Bi-monthly professional computer magazine

Overload is a bi-monthly professional computer magazine published by ACCU, that was established in 1993 and is edited by Frances Buontempo. It aims to "publish a high standard of articles about all aspects of software development". All issues of Overload, starting from August 1998, are available online.

==History==
Overload was started in 1993 as a magazine of the "Turbo C++ SIG". By 1994, it had become a "journal of C++ SIG", with an appropriate change in scope. At that time there were several magazines with similar scope, including C/C++ Users Journal, C++ Report, and to a lesser extent, Dr. Dobb's Journal. The scope of Overload continued to be broadened and in 2000 the magazine was relabeled from "journal of C++ SIG" to "journal of ACCU". About the same time, a board of "readers" was established, to assist authors with improving their articles.

Over time, many competing publications have been discontinued (C++ Report has been discontinued in 2002, C/C++ Users Journal in 2006, Dr Dobbs Journal in 2009), and by 2010 Overload has become the only magazine to cover this area, which has attracted articles of notable writers such as former contributing editor of C/C++ Users Journal Matthew Wilson and creator of C++ Bjarne Stroustrup.
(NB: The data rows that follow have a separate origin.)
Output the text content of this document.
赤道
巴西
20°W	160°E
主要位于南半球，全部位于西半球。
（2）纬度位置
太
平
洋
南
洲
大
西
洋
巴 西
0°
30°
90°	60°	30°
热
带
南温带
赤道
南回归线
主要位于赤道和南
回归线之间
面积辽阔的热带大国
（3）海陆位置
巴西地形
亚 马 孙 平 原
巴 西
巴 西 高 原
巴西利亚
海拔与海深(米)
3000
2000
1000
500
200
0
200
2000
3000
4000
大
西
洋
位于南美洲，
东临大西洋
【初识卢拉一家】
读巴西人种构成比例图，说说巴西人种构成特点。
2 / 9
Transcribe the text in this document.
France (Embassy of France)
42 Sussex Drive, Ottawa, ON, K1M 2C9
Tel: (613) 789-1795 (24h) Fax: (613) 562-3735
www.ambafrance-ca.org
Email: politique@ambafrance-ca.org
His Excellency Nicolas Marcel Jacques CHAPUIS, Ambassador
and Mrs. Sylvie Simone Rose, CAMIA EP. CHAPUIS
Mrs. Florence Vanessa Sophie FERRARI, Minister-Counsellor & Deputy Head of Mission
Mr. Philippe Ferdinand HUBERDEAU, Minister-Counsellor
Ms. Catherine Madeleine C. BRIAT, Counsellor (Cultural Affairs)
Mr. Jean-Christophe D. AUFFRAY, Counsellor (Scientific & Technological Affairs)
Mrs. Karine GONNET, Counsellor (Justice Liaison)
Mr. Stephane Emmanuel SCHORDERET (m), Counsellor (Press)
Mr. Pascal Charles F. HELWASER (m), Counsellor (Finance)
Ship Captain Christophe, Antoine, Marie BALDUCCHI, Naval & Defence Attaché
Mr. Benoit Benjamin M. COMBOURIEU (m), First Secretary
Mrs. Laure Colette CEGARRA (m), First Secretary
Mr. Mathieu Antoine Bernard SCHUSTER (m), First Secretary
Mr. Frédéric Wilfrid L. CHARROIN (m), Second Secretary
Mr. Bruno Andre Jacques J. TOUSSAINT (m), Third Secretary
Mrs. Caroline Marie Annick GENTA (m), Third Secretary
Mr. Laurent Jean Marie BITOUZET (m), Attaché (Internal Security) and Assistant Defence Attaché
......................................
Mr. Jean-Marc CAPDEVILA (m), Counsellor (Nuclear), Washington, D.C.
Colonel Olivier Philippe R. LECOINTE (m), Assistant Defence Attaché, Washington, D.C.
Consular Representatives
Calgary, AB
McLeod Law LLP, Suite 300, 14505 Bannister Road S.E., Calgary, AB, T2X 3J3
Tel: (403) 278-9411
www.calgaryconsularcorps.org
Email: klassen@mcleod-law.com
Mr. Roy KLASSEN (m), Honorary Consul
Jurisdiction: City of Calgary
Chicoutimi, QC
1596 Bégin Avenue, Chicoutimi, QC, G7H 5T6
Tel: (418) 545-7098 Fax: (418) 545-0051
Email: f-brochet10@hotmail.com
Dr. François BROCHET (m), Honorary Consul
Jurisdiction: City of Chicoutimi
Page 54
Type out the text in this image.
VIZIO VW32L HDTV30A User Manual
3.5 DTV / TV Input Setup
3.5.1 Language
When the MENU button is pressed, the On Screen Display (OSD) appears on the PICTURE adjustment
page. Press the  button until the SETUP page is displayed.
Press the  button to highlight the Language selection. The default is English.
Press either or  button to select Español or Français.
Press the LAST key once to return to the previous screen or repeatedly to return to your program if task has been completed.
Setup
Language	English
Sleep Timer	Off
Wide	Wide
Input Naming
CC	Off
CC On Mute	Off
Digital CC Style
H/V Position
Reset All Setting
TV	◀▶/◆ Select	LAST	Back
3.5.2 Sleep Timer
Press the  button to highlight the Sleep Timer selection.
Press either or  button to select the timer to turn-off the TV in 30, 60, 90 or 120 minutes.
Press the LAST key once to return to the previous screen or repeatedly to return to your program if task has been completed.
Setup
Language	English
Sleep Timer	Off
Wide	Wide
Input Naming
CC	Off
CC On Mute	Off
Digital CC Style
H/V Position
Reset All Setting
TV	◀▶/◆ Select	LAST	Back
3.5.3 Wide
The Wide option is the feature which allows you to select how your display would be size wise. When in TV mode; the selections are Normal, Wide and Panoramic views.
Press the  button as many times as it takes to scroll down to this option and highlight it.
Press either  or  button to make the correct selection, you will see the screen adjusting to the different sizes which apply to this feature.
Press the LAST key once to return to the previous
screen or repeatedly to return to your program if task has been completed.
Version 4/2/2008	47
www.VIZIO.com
Since its establishment, the scope of the magazine has evolved from issues specific to C/C++ into all aspects of software development, with a particular emphasis on Agile software development. In 2005 Overload published a Quality Manifesto by Tom Gilb.

==Notable contributors==
- Bjarne Stroustrup
- Matthew Wilson
- David Abrahams
- Tom Gilb
- David H. Bailey
- Kevlin Henney
- Nicolai Josuttis
- Scott Meyers

==Editors==
- Frances Buontempo (2012–present)
- Ric Parkin (2008–2012)
- Alan Griffiths (2003–2008)
- John Merrels (1998–2003)
- Sean A. Corfield (1995–1997)
- Mike Toms (1993–1994)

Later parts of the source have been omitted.